Grande Sicilia cala il tris: Porto-Zappulla-Aloschi assessori in giunta. “Giusta rappresentanza”

 Grande Sicilia cala il tris: Porto-Zappulla-Aloschi assessori in giunta. “Giusta rappresentanza”

Con l’ingresso in giunta di Giovanna Porto, Grande Sicilia rafforza la propria presenza all’interno dell’amministrazione comunale di Siracusa. “Un risultato importante, un’opportunità per mettere a disposizione della città competenza nel settore sociale”, commenta il leader provinciale degli autonomisti, l’on. Giuseppe Carta. “La sua esperienza come assistente sociale e la conoscenza dei problemi inerenti le fasce più fragili sono un valore aggiunto per l’amministrazione comunale. Le Politiche sociali sono un settore delicato, sono certo che Giovanna Porto interpreterà questo incarico con serietà e spirito di servizio, mettendo al centro l’ascolto dei cittadini e la capacità di dare risposte concrete. Al neo assessore rivolgo i miei auguri di buon lavoro, con la certezza che saprà rappresentare al meglio Grande Sicilia e contribuire, attraverso il suo impegno, alla crescita e al benessere della comunità siracusana”.
Il commissario provinciale Enzo Vinciullo parla di “giusta rappresentanza per il movimento all’interno dell’amministrazione comunale di Siracusa” frutto “dell’abile strategia dell’onorevole Giuseppe Carta. Un riconoscimento importante, anche alla luce dell’impegno che l’onorevole Carta ha profuso nei confronti della città di Siracusa, anche attraverso l’arrivo di importanti finanziamenti e interventi a favore del territorio”.

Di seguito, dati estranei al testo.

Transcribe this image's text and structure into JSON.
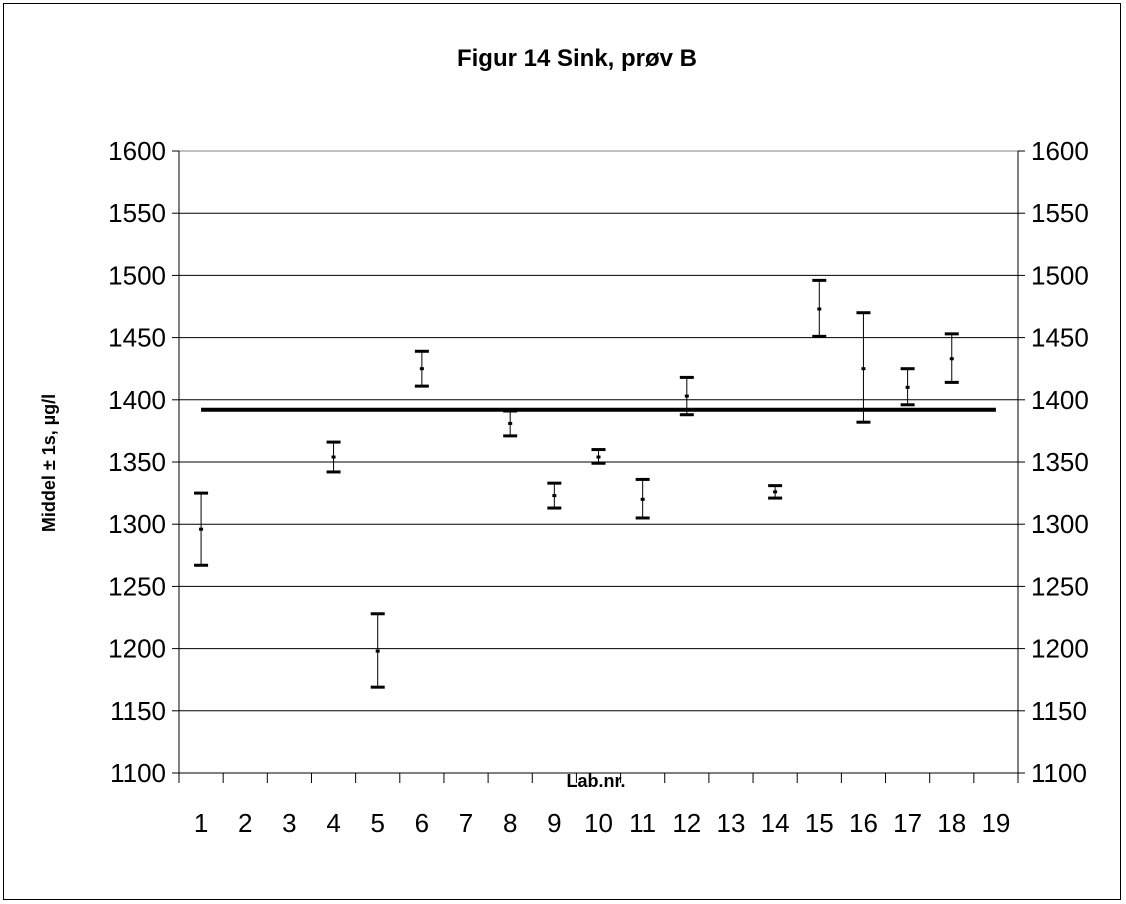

Porto, assistente sociale con oltre trent’anni di esperienza nel settore, ha accolto con grande senso di responsabilità il nuovo incarico, sottolineando la volontà di portare all’interno delle istituzioni l’esperienza maturata quotidianamente a contatto con le persone più fragili. “Ringrazio l’onorevole Giuseppe Carta per aver sostenuto il mio percorso, il sindaco Francesco Italia per la fiducia e il mio partito Grande Sicilia per l’opportunità che mi è stata data”, le sue parole. “Ritengo che mettersi al servizio della comunità sia una delle forme più alte di impegno civile. Come assistente sociale, lavoro a contatto con le fragilità, ascoltando le persone e cercando risposte concrete alle loro difficoltà. Oggi porto questa esperienza all’interno delle istituzioni, con lo stesso spirito di servizio. Amministrare i Servizi Sociali non significa semplicemente distribuire risorse o gestire pratiche burocratiche: significa prendersi cura delle persone. Significa costruire una comunità integrata e inclusiva, dove nessuno viene lasciato indietro, dove la fragilità non viene considerata una colpa o un peso, ma una responsabilità collettiva da supportare con dignità e rispetto. Il mio impegno sarà rivolto innanzitutto all’ascolto e alla prossimità, lavorando in rete con il Terzo Settore, le associazioni, le famiglie e gli operatori sociali. Particolare attenzione sarà dedicata ai minori, alle persone più vulnerabili e alle nuove emergenze sociali”.